Tuesday, July 28, 2009

REU Project: Biocompute

This summer, we hosted four REU students who contributed to two web portals for distributed computing: Biocompute and BXGrid. I'll write about one this week and the other next week.

REU students Ryan Jansen and Joey Rich worked with recent grad Rory Carmichael on Biocompute, our web portal and computing system for bioinformatics research. Biocompute was originally created by Patrick Braga-Henebry for his B.S. honors thesis, and we are now putting it into production in collaboration with the Bioinformatics Core Facility at Notre Dame.
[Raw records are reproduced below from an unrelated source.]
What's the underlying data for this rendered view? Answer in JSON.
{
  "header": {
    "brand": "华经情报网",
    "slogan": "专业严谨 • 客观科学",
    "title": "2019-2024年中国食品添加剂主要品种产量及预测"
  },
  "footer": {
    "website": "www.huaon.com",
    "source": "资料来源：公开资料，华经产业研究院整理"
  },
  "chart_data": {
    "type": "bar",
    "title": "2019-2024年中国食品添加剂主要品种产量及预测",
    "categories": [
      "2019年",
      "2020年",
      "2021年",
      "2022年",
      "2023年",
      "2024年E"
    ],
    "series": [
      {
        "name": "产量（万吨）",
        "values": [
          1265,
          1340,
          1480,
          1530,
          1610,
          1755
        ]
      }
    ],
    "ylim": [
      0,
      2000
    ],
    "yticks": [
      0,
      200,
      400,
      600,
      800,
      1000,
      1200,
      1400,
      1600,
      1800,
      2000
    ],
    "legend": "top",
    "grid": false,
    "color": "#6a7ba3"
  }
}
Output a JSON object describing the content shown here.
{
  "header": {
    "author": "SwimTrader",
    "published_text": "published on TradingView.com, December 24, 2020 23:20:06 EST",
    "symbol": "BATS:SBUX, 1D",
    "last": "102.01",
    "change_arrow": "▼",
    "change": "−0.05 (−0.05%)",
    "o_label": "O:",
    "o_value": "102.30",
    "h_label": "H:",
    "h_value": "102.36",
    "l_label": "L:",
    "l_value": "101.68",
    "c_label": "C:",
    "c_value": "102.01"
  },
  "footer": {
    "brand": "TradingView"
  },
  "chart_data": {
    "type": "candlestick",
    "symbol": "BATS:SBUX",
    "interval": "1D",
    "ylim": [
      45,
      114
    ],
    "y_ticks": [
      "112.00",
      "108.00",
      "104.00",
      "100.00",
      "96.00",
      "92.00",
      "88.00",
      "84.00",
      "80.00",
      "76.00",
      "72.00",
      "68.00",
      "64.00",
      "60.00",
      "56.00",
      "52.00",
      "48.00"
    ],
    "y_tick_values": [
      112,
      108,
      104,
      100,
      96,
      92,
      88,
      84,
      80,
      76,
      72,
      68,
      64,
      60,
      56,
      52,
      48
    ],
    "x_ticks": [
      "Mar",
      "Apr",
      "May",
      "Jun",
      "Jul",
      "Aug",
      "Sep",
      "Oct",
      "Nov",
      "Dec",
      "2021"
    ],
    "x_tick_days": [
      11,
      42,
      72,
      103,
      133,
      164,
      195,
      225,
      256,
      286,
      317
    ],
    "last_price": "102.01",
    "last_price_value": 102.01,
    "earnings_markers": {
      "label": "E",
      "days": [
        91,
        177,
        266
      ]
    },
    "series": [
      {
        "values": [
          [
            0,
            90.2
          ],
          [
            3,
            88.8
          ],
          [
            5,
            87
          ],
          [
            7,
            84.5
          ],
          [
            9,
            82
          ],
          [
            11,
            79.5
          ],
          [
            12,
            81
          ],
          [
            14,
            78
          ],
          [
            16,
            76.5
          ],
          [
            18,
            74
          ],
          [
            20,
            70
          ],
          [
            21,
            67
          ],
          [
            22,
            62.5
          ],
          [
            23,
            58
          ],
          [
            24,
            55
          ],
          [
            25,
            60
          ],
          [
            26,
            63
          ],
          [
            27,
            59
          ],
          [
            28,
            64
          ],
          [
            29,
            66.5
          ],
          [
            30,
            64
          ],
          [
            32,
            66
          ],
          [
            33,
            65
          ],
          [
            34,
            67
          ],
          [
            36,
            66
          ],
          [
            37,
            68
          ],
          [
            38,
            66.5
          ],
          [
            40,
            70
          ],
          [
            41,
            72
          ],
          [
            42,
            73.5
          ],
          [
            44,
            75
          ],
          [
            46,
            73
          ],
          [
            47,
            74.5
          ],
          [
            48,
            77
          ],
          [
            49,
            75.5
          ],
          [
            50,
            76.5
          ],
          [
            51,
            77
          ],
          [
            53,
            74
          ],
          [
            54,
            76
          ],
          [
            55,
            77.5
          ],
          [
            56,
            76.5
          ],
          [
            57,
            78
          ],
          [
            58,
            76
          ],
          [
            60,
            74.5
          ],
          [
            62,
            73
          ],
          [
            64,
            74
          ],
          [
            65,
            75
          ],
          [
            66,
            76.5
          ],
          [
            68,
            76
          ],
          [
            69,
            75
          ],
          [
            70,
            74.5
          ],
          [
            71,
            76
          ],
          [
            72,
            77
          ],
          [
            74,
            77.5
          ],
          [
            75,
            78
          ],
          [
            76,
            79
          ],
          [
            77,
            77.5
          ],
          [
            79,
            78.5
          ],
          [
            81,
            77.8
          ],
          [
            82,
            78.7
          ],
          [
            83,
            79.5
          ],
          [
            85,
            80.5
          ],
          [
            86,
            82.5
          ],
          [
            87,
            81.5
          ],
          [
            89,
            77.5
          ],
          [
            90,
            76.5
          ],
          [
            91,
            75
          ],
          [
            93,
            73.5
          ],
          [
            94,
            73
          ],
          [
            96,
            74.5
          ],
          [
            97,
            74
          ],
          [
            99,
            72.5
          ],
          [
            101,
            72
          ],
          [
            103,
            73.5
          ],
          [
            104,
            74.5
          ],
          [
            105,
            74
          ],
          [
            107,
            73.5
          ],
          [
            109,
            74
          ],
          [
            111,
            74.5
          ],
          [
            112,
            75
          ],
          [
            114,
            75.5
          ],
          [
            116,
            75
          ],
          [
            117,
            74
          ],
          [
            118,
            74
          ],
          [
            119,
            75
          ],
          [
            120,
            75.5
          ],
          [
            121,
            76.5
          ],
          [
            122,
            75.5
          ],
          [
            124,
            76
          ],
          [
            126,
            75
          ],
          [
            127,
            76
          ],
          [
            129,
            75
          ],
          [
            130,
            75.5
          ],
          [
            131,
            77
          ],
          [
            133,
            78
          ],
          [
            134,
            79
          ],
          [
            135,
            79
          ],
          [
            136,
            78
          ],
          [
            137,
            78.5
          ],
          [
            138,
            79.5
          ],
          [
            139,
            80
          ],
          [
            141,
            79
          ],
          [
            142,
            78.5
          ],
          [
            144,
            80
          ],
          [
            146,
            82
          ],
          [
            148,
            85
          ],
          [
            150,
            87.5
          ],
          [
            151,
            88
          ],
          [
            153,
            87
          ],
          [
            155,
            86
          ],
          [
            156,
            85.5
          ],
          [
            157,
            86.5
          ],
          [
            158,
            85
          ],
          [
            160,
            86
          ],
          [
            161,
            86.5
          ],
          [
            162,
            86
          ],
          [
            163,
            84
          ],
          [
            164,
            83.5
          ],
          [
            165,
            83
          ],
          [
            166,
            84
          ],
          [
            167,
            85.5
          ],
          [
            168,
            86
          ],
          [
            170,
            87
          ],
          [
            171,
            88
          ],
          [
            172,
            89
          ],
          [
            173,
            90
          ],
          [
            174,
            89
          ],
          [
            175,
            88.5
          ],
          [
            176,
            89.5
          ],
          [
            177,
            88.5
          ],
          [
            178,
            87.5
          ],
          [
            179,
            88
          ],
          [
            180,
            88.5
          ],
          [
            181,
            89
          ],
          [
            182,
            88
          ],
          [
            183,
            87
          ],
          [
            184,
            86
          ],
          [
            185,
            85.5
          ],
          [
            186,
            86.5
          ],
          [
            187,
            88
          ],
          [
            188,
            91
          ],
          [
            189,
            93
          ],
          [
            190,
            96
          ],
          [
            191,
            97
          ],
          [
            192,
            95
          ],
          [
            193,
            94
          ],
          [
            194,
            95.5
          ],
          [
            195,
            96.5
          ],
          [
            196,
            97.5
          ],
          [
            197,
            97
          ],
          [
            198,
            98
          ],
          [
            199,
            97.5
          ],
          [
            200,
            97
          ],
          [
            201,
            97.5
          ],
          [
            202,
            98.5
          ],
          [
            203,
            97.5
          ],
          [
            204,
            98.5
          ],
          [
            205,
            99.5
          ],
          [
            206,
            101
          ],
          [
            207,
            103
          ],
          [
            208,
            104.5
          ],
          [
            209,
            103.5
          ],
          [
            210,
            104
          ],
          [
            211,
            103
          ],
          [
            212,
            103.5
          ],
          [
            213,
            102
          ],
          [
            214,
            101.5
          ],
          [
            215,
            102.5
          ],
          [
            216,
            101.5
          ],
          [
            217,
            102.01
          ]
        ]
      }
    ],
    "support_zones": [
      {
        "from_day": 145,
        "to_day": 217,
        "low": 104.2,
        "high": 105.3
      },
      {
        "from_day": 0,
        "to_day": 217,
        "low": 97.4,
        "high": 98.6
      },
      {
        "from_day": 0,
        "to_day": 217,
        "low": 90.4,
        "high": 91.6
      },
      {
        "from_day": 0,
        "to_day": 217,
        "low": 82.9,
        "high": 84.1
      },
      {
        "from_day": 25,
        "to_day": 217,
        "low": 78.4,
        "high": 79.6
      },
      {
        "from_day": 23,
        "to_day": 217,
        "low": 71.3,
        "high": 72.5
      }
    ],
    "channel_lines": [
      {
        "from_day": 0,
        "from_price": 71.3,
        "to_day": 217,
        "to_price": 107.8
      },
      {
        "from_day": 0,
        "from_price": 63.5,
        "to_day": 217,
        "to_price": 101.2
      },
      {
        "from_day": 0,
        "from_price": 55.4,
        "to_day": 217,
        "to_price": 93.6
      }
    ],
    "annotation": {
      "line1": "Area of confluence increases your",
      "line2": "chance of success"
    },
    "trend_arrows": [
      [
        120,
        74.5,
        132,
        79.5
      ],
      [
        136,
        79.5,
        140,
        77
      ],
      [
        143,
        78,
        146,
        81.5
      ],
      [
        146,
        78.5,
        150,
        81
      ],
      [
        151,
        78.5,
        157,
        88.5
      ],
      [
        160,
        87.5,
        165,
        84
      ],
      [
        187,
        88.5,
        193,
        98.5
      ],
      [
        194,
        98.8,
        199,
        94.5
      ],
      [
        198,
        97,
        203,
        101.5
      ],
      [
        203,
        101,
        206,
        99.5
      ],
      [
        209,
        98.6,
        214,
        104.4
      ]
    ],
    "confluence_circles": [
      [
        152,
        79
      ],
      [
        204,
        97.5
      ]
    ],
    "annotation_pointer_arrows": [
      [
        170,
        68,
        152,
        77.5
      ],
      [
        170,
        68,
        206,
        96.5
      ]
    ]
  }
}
Biocompute allows researchers at Notre Dame to run standard bioinformatics tools like BLAST, and then share and manage the results. The new twist is that we transparently parallelize the tasks and run them on our campus Condor pool. This allows people to run tasks that were previously impossible: we routinely run workloads that would take months on a single machine, but get completed in hours on Biocompute.

The user simply fills out a form specifying the query, genomic databases, and so forth:

Biocompute transforms the request into a large Makeflow job that looks like this:

Users and administrators can view the progress of each job:

When the task is complete, you can browse the results, download them, or feed them into another tool on the web site:

This work was sponsored in part by the Bioinformatics Core Facility and the National Science Foundation under grant NSF-06-43229.


  1. This is an excellent example of the makeflow system that you mentioned in your previous post.

    I am curious about the types of Condor job requirements used. Are they standard x86 & linux or more specific? Also, does the system make a condor job for each blast job or does it group them into a number of units?

  2. The current version of biocompute runs on a 64-core cluster of 64-bit Linux machines. However, in the near future, we intend to generalize the system to run on any old Linux machine available in the Condor pool.

    The typical user submits a whole file of, say, 100,000 strings to query against the databases. Biocompute will break that up into, say, 100 Condor jobs of 1000 queries each. We discovered pretty quickly that this doesn't quite work, since some queries are only a few bytes long, while others are thousands of bytes long, so in the second version, we split up jobs by total number of bytes in the query, rather than total number of queries.